Finally, unforeseen limitations are blind-siding the solar industry as it grows. Fire departments restrict solar roof installations, and homeowner associations complain about the ugly arrays. Adding to the burden, solar arrays now often require elaborate alarm systems and locking fasteners; without such protection, thieves regularly steal the valuable panels...For instance, California resident Glenda Hoffman woke up one morning to discover thieves stole sixteen solar panels from her roof as she slept. [Replacement cost $95,000, was paid by insurance.]

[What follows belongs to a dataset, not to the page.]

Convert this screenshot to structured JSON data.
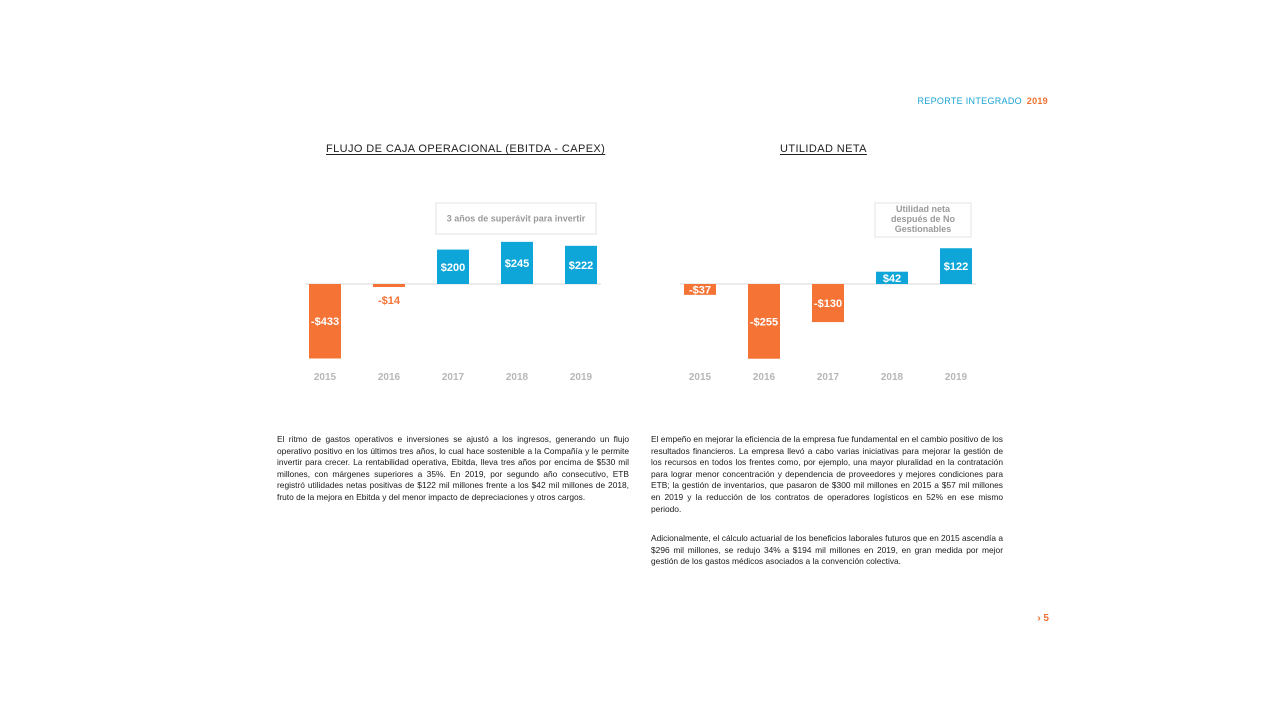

There is no reason to believe a smaller program or a graduated one would be any more workable than worldwide replacement of fossil fuels. The losses would be smaller but would still be outweighed by costs in proportion. The only “benefit” of a smaller scale might be to make it easier to hide the costs in a labyrinth of subsidies and budgetary gimmicks and push the cost onto future generations by adding it to the national debt.

It is worth noting, too, that the losses are not limited to the direct cost of the inefficiencies of solar energy. The financial increment consumed by overpaying for energy results in that increment being spent less optimally, too. For example, the argument is made that the solar industry creates jobs; however, those jobs will be in areas such as producing more solar panels for an artificially created demand for an uneconomic product, rather than for the needs of consumers which would be better met by jobs in other fields.

It also means that consumers who are forced to overpay for energy have less money available for other purchases.